Pihaknya mengatakan yang dilakukannya sekarang ini adalah diversifikasi usaha meski nomenklatur aslinya adalah koperasi batik.
Solichul menyebut banyak usaha-usaha yang pernah ditempuh Koperasi Batik Batari sehingga membuat bertahan.
Termasuk bisnis utama Koperasi Batik Batari saat ini adalah bisnis event venue beserta persewaan peralatan event.
Kabar baiknya saat ini Koperasi Batari telah memulai kembali bisnis venue acara dengan protokol kesehatan yang ketat.
Diketahui pada bulan Maret dan April 2019, Batari mencatatkan pendapatan masing-masing sebesar Rp 110 Juta dan Rp 95 Juta dari bisnis event terkait dengan biaya operasional rata-rata sebesar Rp 37 Juta per bulan.
Bulan Maret dan April tahun 2020 lalu tidak ada pendapatan dari bisnis ini sementara biaya operasional tetap di level tahun lalu.

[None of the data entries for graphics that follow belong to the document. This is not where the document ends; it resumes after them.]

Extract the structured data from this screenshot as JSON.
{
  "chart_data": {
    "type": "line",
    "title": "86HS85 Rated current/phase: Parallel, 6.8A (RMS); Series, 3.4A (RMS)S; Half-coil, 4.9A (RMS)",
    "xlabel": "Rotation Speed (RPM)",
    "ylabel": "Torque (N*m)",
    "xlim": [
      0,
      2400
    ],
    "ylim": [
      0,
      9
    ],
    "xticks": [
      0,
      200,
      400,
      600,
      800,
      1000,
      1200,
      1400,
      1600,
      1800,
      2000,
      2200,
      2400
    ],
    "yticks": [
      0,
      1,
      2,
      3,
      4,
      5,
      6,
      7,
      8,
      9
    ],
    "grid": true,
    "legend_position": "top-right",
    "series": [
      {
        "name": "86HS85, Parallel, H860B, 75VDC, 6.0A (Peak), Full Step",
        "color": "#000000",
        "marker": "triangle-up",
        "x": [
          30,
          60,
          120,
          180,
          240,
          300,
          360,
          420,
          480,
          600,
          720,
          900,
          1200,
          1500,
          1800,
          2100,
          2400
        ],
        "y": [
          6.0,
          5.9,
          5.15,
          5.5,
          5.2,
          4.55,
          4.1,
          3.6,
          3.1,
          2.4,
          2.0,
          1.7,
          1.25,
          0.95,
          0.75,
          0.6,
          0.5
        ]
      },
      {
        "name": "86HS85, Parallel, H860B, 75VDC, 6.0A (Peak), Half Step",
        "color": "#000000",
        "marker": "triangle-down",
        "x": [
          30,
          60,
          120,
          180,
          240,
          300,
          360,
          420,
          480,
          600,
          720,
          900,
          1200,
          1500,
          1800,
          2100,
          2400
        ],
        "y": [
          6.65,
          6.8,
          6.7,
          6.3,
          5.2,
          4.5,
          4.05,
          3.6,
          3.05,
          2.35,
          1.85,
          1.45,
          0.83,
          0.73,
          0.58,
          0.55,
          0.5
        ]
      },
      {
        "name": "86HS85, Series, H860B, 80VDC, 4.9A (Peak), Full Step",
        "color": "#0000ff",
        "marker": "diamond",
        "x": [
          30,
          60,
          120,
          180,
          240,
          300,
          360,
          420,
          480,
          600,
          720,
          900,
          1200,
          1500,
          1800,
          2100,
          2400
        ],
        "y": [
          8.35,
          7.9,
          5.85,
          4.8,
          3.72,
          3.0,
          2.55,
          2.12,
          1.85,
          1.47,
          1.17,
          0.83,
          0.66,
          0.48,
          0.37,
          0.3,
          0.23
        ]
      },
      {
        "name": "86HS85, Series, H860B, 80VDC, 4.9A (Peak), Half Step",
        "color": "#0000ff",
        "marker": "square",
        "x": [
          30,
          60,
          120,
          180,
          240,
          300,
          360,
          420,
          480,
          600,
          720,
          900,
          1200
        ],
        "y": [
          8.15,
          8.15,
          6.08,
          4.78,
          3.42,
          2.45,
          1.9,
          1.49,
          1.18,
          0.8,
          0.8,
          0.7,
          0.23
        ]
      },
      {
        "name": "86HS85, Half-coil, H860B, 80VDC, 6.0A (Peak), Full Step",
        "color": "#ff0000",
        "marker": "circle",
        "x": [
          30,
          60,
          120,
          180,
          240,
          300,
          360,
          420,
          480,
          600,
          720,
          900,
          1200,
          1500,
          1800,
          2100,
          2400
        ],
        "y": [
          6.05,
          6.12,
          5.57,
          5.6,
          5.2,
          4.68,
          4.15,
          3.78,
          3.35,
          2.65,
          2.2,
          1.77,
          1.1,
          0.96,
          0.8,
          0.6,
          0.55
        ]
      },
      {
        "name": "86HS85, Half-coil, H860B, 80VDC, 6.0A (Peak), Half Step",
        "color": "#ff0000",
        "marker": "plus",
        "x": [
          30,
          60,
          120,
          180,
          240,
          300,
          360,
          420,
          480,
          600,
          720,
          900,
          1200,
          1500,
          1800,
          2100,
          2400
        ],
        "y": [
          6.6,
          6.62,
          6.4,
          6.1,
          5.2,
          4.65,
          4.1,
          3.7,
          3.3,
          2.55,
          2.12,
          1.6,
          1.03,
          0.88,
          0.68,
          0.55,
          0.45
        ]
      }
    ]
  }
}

“Namun memang dalam arti 'kenormalan baru' tanpa harus berhenti beroperasi sama sekali, dalam artian memberi waktu bagi para pelaku bisnis untuk tangguh beradaptasi dan berinovasi dengan situasi saat ini,” lanjutnya.
Pihaknya melanjutkan ketahanan dan inovasi ini, jika dipasangkan dengan jaringan bisnis semi mandiri yang dapat bertindak sebagai jaring pengaman ekonomi satu sama lain dengan cara menyediakan pasokan dan permintaan.
Juga akses cepat ke arus kas (dalam bentuk pinjaman), dan dengan waktu yang dipersenjatai dengan kemampuan untuk bertindak sebagai kekuatan kolektif akan memastikan umur panjang setiap pihak dalam jaringan.
Umur panjang ini mengacu pada kemampuan untuk bertahan hidup bahkan di saat krisis ekonomi besar seperti saat ini.
“Jejaring ini adalah contoh dari operasi terkait komunitas lokal yang meskipun masing-masing unit memiliki agenda dan kepentingan sendiri, secara kolektif unit-unit ini dapat bertindak sebagai unit yang lebih besar untuk daya tawar yang lebih kuat dan sumber daya bersama yang lebih besar, terutama di masa krisis seperti saat ini,” tutupnya.